Interpretive Summary: There is increasing concern about the emergence of antibiotic resistant bacteria and their threat to human health. It has been questioned whether the use of antibiotics in animal production has promoted antibiotic resistance. We studied the antibiotic resistance patterns of Salmonella bacteria isolated from swine in a commercial operation. Many of the Salmonella were resistant to multiple antibiotics, although routine antibiotic usage on these farms had been discontinued for the previous five years.

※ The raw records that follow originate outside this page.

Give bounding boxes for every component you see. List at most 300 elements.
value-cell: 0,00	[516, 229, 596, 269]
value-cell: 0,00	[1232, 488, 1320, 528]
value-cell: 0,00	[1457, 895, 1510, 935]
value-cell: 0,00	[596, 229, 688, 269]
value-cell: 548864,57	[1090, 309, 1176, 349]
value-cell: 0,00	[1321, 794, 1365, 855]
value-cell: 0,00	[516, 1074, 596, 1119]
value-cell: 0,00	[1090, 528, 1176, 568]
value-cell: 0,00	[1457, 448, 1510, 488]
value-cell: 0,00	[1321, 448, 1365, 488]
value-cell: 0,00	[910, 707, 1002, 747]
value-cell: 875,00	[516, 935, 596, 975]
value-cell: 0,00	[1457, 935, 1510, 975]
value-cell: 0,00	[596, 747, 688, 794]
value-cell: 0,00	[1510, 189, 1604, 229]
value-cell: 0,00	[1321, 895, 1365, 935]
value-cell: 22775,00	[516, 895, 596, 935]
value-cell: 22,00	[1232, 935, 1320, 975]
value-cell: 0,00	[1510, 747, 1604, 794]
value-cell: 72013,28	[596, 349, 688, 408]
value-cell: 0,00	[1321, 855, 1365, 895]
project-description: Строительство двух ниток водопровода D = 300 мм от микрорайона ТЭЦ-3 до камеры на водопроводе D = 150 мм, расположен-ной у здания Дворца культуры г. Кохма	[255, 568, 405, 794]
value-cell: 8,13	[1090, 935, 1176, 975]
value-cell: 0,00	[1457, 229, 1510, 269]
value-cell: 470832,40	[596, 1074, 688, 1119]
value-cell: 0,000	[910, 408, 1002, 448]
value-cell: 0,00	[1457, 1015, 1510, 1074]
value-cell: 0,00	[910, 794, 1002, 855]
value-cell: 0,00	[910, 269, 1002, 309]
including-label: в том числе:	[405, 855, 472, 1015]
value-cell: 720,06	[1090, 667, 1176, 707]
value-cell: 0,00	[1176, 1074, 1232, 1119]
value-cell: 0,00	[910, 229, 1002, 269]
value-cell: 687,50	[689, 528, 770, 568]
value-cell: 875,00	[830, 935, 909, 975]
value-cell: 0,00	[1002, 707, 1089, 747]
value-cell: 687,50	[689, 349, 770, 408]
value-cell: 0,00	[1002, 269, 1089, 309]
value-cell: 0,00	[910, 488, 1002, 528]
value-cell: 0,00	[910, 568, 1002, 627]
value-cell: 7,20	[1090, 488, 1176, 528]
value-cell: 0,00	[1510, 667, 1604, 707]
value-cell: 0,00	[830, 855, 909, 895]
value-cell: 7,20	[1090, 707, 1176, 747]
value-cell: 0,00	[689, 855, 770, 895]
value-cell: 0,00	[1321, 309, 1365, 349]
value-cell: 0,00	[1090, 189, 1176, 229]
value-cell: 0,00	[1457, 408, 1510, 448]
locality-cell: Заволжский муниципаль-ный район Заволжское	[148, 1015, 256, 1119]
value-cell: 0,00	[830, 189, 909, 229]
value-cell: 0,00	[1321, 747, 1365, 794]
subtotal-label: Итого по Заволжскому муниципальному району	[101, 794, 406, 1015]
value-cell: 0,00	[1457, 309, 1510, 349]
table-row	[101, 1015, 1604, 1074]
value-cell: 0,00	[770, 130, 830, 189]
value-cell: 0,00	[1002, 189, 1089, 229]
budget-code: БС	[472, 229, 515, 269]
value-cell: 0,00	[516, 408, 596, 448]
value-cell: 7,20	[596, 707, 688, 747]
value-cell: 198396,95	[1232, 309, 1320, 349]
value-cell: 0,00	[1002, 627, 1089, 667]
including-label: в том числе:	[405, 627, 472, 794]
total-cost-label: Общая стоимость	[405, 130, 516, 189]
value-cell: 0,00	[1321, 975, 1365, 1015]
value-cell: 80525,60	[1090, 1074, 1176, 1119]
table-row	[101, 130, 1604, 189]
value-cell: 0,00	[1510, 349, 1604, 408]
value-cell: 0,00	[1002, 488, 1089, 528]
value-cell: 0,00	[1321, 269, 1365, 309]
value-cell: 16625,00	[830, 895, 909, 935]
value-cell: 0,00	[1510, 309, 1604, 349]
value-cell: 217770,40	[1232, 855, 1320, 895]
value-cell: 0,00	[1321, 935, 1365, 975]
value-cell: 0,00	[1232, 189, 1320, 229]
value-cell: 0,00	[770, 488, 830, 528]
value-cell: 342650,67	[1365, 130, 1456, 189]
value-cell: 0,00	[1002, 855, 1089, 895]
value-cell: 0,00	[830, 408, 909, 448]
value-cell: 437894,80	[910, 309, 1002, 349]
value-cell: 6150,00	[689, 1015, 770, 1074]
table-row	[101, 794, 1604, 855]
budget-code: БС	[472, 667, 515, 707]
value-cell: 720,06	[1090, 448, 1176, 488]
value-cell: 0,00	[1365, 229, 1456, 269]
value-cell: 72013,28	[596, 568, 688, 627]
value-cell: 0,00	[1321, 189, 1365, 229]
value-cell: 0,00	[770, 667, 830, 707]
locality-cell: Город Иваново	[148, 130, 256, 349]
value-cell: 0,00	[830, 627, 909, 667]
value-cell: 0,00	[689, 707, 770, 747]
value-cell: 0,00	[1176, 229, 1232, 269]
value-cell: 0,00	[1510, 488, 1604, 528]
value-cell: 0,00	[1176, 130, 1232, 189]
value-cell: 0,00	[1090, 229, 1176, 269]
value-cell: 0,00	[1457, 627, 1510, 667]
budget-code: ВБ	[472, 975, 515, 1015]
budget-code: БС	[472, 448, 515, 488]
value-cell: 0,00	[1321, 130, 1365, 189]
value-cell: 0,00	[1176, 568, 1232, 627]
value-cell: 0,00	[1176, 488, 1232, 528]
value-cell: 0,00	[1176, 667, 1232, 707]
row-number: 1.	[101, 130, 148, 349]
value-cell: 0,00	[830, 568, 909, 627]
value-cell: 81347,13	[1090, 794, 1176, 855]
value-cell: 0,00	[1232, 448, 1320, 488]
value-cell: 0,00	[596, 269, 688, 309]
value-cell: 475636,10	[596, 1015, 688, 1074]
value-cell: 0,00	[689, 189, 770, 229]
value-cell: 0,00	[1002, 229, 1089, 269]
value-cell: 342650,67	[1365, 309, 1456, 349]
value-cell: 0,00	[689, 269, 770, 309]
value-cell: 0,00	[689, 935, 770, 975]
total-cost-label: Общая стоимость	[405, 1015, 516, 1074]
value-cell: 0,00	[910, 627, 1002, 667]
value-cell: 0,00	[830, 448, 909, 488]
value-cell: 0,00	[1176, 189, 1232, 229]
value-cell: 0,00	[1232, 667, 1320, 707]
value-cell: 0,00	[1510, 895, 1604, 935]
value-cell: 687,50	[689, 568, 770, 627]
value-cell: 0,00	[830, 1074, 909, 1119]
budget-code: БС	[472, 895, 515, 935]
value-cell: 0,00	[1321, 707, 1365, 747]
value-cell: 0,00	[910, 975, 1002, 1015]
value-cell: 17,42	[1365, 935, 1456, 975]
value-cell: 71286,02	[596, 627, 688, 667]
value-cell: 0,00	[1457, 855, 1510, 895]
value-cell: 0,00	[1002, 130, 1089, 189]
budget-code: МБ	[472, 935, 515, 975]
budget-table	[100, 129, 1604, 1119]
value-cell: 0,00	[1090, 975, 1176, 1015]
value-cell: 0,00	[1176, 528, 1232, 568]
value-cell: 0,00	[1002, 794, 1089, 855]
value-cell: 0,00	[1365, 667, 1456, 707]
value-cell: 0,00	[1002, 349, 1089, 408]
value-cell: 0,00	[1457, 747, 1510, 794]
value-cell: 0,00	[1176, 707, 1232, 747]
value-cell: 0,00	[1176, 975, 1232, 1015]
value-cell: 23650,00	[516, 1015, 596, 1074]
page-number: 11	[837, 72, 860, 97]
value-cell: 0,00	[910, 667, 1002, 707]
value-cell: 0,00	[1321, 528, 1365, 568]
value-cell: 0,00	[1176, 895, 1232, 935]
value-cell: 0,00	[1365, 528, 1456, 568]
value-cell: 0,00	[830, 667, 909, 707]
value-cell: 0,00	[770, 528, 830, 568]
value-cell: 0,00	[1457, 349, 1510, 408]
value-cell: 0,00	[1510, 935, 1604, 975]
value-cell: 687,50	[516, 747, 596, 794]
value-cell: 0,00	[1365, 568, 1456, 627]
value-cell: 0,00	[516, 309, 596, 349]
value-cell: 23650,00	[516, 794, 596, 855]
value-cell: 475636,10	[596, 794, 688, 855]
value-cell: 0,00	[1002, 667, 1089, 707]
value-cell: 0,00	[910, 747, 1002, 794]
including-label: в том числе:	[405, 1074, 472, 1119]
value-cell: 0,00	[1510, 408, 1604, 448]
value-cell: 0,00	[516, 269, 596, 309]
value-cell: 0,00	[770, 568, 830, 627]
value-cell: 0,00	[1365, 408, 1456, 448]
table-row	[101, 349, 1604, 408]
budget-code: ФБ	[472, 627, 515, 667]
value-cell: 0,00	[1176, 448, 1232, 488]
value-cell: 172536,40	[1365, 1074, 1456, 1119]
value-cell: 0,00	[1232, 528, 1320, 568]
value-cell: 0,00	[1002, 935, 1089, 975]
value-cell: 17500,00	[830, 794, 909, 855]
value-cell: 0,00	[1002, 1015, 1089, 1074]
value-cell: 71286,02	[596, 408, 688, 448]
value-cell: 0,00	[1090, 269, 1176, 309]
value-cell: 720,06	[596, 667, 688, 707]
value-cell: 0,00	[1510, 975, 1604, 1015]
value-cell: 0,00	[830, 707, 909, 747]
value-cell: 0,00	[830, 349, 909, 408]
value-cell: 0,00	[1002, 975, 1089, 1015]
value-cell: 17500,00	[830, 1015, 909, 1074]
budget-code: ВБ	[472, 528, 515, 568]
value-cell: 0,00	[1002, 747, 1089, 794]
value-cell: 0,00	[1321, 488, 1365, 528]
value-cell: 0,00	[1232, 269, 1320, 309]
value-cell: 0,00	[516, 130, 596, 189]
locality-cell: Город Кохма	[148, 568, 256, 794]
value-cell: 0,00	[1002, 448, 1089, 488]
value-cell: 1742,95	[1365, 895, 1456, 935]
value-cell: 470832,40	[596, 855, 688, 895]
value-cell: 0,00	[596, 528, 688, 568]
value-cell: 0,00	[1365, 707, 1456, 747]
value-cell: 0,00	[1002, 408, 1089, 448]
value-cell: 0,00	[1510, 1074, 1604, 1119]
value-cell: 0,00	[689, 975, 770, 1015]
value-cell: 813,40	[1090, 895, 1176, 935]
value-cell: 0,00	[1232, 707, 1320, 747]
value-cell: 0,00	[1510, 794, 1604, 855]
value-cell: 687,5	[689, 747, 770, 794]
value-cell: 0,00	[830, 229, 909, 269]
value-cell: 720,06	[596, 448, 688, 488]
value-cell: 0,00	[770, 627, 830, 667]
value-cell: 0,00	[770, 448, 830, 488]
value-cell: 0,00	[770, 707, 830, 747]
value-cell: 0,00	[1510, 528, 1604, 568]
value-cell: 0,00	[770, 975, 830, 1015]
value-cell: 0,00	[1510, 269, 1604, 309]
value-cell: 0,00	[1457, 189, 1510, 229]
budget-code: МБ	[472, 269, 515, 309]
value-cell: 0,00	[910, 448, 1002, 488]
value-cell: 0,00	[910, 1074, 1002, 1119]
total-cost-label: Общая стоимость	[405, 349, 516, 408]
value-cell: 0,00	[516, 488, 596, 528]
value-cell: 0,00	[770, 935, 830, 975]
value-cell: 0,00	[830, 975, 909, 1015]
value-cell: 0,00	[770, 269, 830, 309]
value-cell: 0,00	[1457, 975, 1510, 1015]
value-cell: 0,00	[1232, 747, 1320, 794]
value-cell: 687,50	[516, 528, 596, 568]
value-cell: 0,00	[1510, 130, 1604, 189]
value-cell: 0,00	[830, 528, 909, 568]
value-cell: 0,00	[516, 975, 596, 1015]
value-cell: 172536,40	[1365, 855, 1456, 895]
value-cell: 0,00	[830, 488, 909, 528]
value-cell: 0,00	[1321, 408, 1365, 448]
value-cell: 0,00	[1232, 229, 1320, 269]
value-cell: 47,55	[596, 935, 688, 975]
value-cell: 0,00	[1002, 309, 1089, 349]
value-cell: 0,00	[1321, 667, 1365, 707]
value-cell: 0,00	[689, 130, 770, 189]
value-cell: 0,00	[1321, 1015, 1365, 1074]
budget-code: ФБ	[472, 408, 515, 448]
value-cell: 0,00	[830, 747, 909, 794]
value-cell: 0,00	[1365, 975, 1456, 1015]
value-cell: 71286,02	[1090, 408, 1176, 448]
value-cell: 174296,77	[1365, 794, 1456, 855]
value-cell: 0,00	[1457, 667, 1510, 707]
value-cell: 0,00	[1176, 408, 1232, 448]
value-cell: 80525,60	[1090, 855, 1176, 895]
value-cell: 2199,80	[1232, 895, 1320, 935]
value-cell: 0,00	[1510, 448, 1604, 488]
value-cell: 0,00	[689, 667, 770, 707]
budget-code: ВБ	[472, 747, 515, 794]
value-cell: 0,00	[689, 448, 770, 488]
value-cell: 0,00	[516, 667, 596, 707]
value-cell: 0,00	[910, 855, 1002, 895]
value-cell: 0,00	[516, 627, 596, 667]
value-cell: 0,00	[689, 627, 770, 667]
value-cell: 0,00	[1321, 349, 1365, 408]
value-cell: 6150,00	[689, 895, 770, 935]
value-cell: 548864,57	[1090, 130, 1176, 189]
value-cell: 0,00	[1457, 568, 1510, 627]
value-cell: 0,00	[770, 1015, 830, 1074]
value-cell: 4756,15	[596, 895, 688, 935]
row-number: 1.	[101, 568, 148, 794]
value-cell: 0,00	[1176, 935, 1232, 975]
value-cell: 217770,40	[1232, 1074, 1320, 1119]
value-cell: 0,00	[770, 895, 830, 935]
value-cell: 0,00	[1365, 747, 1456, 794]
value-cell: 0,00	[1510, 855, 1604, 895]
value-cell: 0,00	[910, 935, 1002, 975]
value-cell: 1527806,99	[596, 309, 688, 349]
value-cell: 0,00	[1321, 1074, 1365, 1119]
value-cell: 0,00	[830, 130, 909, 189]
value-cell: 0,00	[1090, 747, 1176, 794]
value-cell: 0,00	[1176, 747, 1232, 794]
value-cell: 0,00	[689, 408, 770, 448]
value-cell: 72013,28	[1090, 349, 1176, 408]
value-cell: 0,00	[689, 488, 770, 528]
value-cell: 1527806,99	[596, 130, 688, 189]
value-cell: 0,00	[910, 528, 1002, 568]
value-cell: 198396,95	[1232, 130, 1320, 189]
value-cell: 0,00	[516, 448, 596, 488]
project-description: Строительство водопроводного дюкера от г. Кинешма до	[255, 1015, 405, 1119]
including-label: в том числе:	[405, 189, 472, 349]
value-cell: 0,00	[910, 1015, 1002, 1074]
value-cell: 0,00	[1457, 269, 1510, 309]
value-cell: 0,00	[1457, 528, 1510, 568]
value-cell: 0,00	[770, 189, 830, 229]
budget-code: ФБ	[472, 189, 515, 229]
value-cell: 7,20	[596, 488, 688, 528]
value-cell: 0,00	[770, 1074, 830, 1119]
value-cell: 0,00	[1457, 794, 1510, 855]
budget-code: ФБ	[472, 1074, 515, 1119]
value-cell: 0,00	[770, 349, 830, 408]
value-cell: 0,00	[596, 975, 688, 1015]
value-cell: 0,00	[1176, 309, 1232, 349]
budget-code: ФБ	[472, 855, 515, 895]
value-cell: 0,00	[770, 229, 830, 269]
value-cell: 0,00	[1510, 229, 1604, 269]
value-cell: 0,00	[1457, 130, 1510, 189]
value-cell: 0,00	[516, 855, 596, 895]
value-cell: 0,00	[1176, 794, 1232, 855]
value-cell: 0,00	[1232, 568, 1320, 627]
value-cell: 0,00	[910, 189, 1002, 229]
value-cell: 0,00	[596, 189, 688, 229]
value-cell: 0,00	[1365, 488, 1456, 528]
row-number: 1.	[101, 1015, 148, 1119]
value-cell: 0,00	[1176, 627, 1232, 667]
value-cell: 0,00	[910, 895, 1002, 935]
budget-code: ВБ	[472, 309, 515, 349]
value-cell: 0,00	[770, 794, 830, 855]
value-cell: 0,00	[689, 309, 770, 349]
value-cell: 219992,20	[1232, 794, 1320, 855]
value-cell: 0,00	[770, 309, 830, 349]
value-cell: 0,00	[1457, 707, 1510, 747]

Technical Abstract: Antimicrobial resistance levels were examined for 365 Salmonella isolates recovered from the lymph nodes (n=224) and cecal contents (n=141) of market-age swine at slaughter. Antimicrobial resistance testing for 13 common antibiotics was performed by disk diffusion. Although none of the antibiotics tested were used subtherapeutically within the last five years on the farms sampled, resistance to chlortetracycline, penicillin G, streptomycin and sulfisoxazole was common. Penicillin G resistance was significantly more frequent (P=0.03) and sulfisoxazole resistance was significantly less frequent (P<0.01) in lymph node versus cecal isolates. Multidrug resistance was observed among 94.7% of the lymph node isolates and 93.5% of the cecal isolates. The most frequent multidrug resistance pattern included three antibiotics - penicillin G, streptomycin and chlortetracycline. Isolates in somatic serogroup B, and more specifically, S. agona and S. schwarzengrund isolates, were often resistant to a greater number of antibiotics than were isolates in the other serogroups. Streptomycin, sulfisoxazole, ampicillin (lymph node isolates) and nitrofurantoin (cecal isolates) resistance levels differed significantly between somatic serogroups. The prevalence of penicillin G-, streptomycin- and sulfisoxazole-resistant isolates differed significantly between serovars for both lymph node and cecal isolates. Results of this study suggest that a correlation existed between the somatic serogroup or serovar of a Salmonella isolate and its antimicrobial resistance status which is specific to the antibiotic of interest and the source of the isolate (lymph node versus cecal contents).